BROWN BEAR BUSTED A Sheffield GP – Dr Catherine Bell – has commented in the BMJ (albeit the Christmas issue) on the questionable practice of a certain ursine cartoon doctor appearing regularly in the popular children’s TV programme Peppa Pig. Having observed questionable prescribing by Dr Brown Bear in three separate cases involving two piglets and a pony, Dr Bell concludes “exposure to Peppa Pig and its portrayal of general practice raises patient expectation and encourages inappropriate use of primary care services”. The GMC has yet to respond.

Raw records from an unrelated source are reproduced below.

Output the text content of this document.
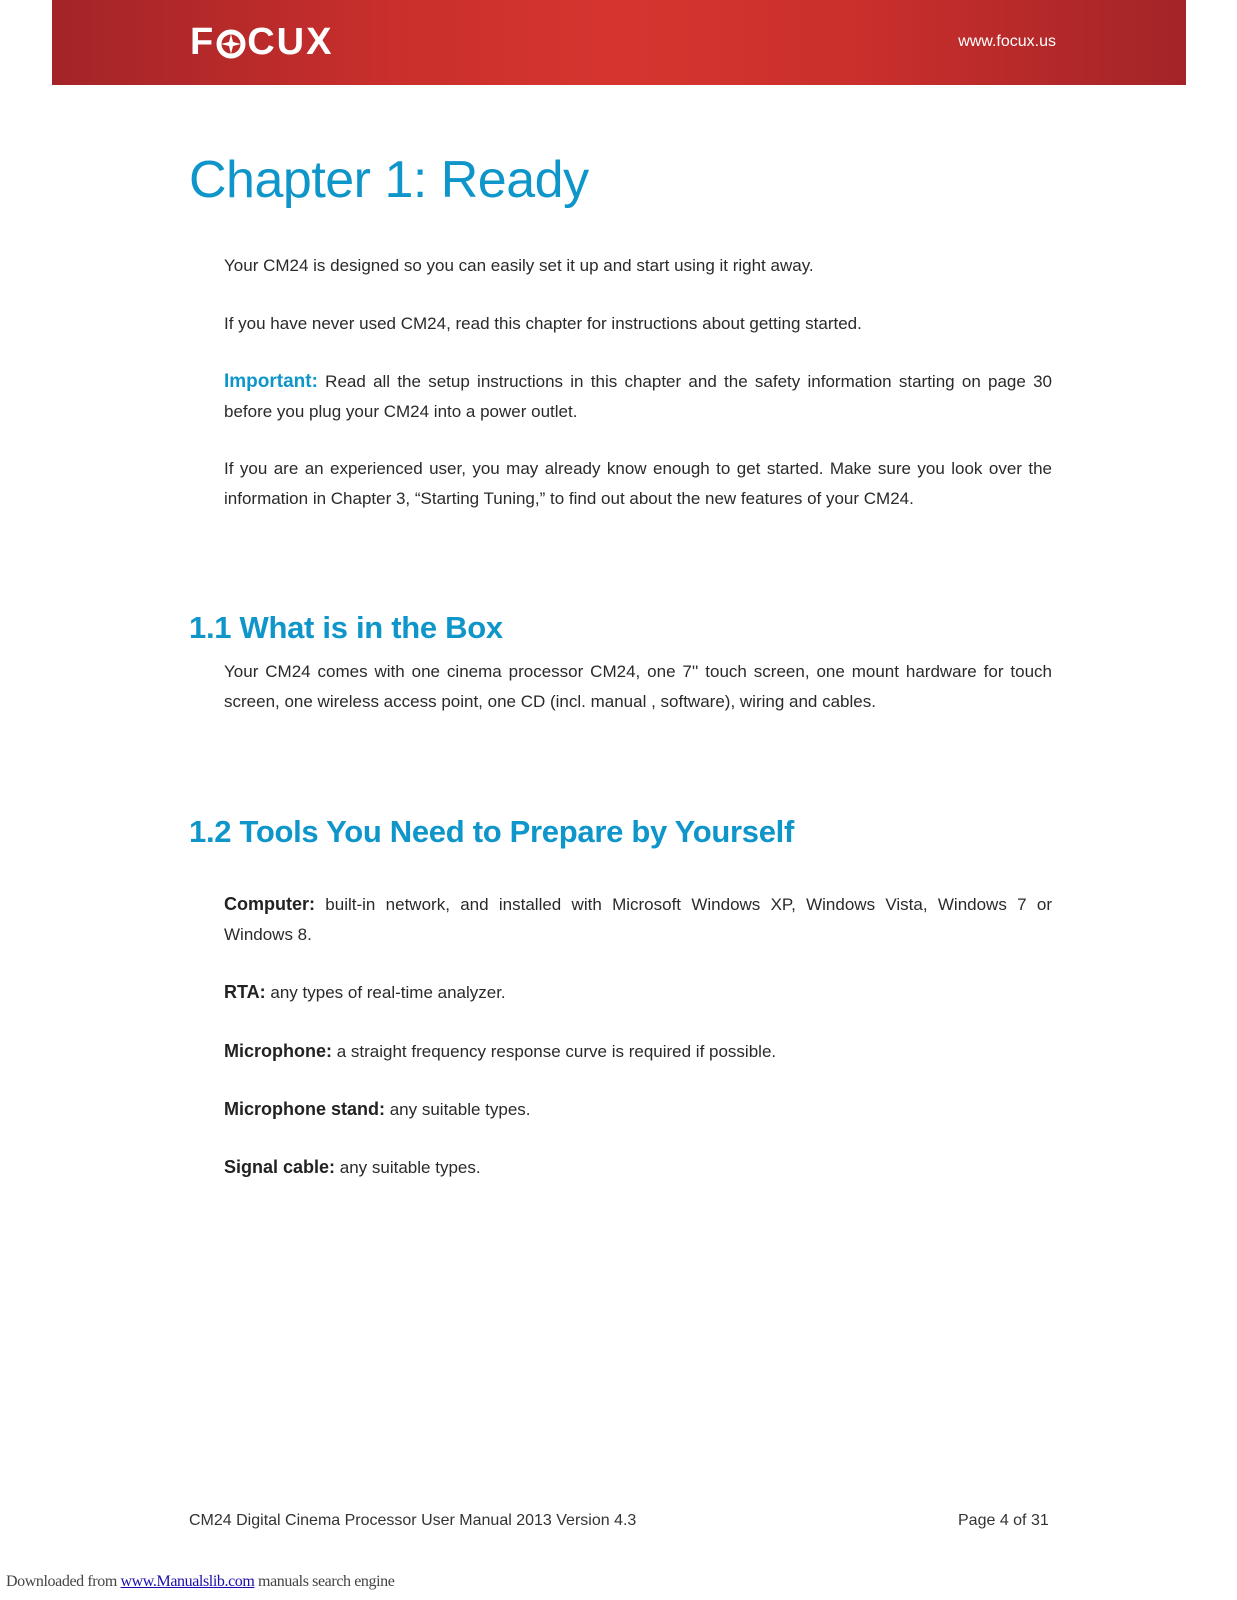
F CUX	www.focux.us
Chapter 1: Ready

Your CM24 is designed so you can easily set it up and start using it right away.

If you have never used CM24, read this chapter for instructions about getting started.

Important: Read all the setup instructions in this chapter and the safety information starting on page 30 before you plug your CM24 into a power outlet.

If you are an experienced user, you may already know enough to get started. Make sure you look over the information in Chapter 3, “Starting Tuning,” to find out about the new features of your CM24.

1.1 What is in the Box

Your CM24 comes with one cinema processor CM24, one 7'' touch screen, one mount hardware for touch screen, one wireless access point, one CD (incl. manual , software), wiring and cables.

1.2 Tools You Need to Prepare by Yourself

Computer: built-in network, and installed with Microsoft Windows XP, Windows Vista, Windows 7 or Windows 8.

RTA: any types of real-time analyzer.

Microphone: a straight frequency response curve is required if possible.

Microphone stand: any suitable types.

Signal cable: any suitable types.

CM24 Digital Cinema Processor User Manual 2013 Version 4.3	Page 4 of 31
Downloaded from www.Manualslib.com manuals search engine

 POWER OF POSITIVITY It’s official – a positive mindset is good for your health. Well, maybe. A British study has found that being in a positive mood on the day of your flu jab can increase its protective effect. It found happy patients developed stronger antibody defences than those who merely feel so-so. Fortunately patients do not have to be in a state of joy at the precise moment the needle is stabbed into their arm – just feeling upbeat that day is sufficient to reap the benefits. For those struggling to raise a smile, Nottingham University researchers said the best method is “a combination of comedy, uplifting music and a list of funny things people say.”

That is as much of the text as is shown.